The aim of this paper is to evaluate the New World Kirkpatrick Model as an appropriate tool in evaluating college internships. Using available literature, the paper will derive indicators for evaluation of internship using the model.

College Internships have been long used in organizations to train new individuals in the organization. It comes with different names from apprenticeship, on-the-job training, training to, practicum and internship.

The Four levels of evaluation model by Donald Kirkpatrick (1959) has evolved through the years. Despite weakness sighted – oversimplification and incompleteness of the model, untested presence of a cause-effect relationship among the different levels, and unproven progressive importance of information moving from the first level to subsequent ones, it still remains a popularly accepted model.

The New Kirkpatrick Model retains the original 4 levels – reaction, learning, behavior and results.

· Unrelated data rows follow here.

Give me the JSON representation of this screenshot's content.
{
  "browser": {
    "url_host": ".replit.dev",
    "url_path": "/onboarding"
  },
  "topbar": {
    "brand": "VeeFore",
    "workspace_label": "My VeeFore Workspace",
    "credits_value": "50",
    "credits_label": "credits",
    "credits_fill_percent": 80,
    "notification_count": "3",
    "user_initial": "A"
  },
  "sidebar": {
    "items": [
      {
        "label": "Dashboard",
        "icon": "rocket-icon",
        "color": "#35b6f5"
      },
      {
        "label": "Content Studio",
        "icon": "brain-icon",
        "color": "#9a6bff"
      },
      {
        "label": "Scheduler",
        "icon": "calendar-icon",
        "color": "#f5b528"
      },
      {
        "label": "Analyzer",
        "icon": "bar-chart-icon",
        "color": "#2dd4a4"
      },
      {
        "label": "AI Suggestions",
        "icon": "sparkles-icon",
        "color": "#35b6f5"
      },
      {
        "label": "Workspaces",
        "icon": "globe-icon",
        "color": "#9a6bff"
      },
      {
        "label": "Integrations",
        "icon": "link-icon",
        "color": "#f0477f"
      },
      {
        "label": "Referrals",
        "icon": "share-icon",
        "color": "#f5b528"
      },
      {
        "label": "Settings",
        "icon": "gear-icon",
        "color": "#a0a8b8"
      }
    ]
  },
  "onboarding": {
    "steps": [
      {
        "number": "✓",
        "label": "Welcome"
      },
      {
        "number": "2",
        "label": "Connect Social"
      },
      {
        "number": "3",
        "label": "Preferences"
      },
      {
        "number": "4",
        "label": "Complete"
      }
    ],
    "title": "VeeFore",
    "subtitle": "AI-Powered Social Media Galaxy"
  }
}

In evaluating the college internship, levels 1 and 2 of Kirkpatrick can be directly applied since these are immediate responses after the training. These assessments happen within the training program. While levels 3 and 4 are conducted outside of the training program and measured within a minimum of three months after the training program in order to observe the changed behavior and its impact to the organization cannot be applied because of its longitudinal nature.

The new model will address the weakness of longitudinal nature of levels 3 and 4, and will find an appropriate indicator given that the trainees have left the academic institution.